Inhibition of PMA-induced human T cell proliferation by bryostatin is associated with enhanced degradation of conventional protein kinase C (cPKC): Ca2+ signals restore mitogenic activity without abrogating enhanced cPKC degradation.

Abstract Protein kinase C (PKC)-activating tumor promoters, such as PMA, are mitogenic to human T lymphocytes but, in contrast to many physiological mitogenic agonists, PMA does not operate via a receptor-coupled, IL-2-dependent signaling pathway. Bryostatin, another PKC activator, is not mitogenic to human T cells and, moreover, it inhibits the PMA-induced mitogenic response. Inhibition of the PMA-induced human T cell proliferation by bryostatin correlates with the bryostatin-induced increased degradation rate of conventional PKC (cPKC) isoenzymes. Nevertheless, bryostatin synergizes with suboptimal doses of various T cell mitogens operating via a Ca 2+ -dependent signaling pathway to induce a strong IL-2-dependent proliferative response.
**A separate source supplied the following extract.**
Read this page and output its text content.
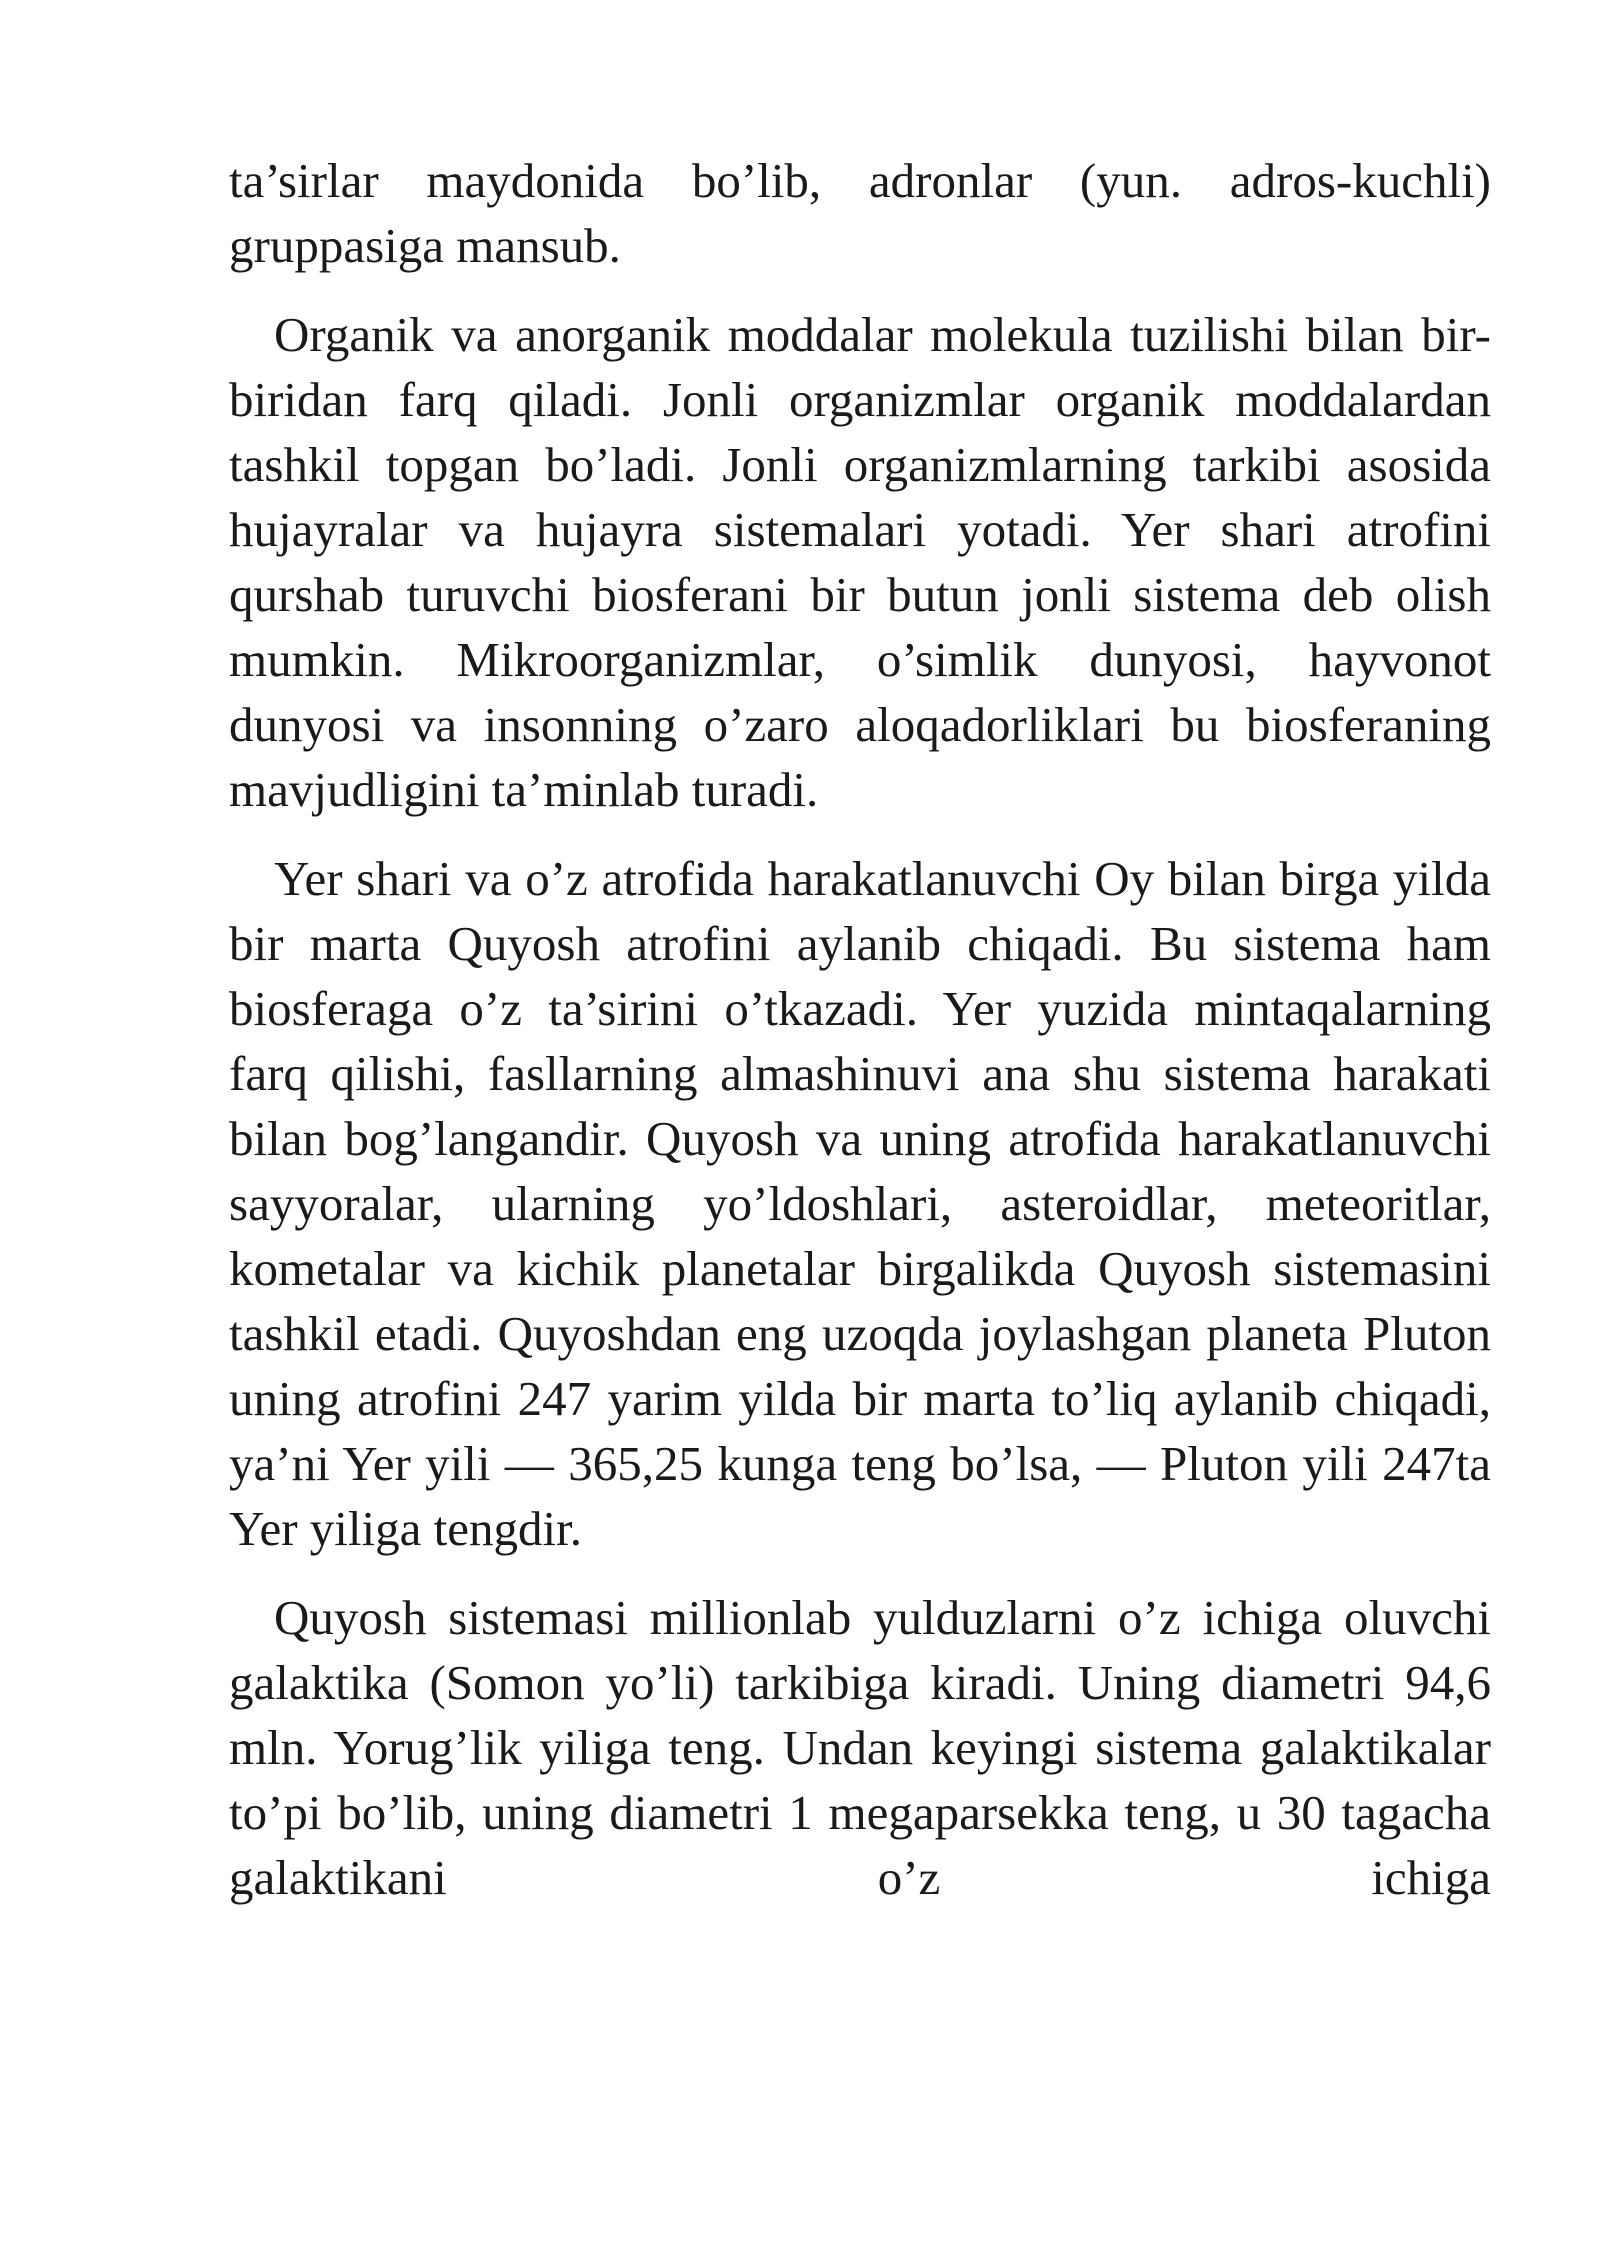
ta’sirlar maydonida bo’lib, adronlar (yun. adros-kuchli) gruppasiga mansub.

Organik va anorganik moddalar molekula tuzilishi bilan bir-biridan farq qiladi. Jonli organizmlar organik moddalardan tashkil topgan bo’ladi. Jonli organizmlarning tarkibi asosida hujayralar va hujayra sistemalari yotadi. Yer shari atrofini qurshab turuvchi biosferani bir butun jonli sistema deb olish mumkin. Mikroorganizmlar, o’simlik dunyosi, hayvonot dunyosi va insonning o’zaro aloqadorliklari bu biosferaning mavjudligini ta’minlab turadi.

Yer shari va o’z atrofida harakatlanuvchi Oy bilan birga yilda bir marta Quyosh atrofini aylanib chiqadi. Bu sistema ham biosferaga o’z ta’sirini o’tkazadi. Yer yuzida mintaqalarning farq qilishi, fasllarning almashinuvi ana shu sistema harakati bilan bog’langandir. Quyosh va uning atrofida harakatlanuvchi sayyoralar, ularning yo’ldoshlari, asteroidlar, meteoritlar, kometalar va kichik planetalar birgalikda Quyosh sistemasini tashkil etadi. Quyoshdan eng uzoqda joylashgan planeta Pluton uning atrofini 247 yarim yilda bir marta to’liq aylanib chiqadi, ya’ni Yer yili — 365,25 kunga teng bo’lsa, — Pluton yili 247ta Yer yiliga tengdir.

Quyosh sistemasi millionlab yulduzlarni o’z ichiga oluvchi galaktika (Somon yo’li) tarkibiga kiradi. Uning diametri 94,6 mln. Yorug’lik yiliga teng. Undan keyingi sistema galaktikalar to’pi bo’lib, uning diametri 1 megaparsekka teng, u 30 tagacha galaktikani o’z ichiga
Our findings indicate that Ca 2+ signals do not abolish the bryostatin-induced enhanced degradation rate of cPKC observed in human T cells. The results suggest that transient activation of cPKC by bryostatin induces some irreversible biochemical events that, by themselves, are not sufficient for the induction of cell proliferation, but that can be complemented by a Ca 2+ -mediated signal(s) leading to IL-2-dependent T cell proliferation. In contrast, PMA-induced IL-2-independent proliferation of human T cells appears to be dependent on the continuous presence of cPKC (that may mediate some critical events at late stages of the response) and, therefore, is inhibited by bryostatin, that induces a rapid degradation of potentially active cPKC.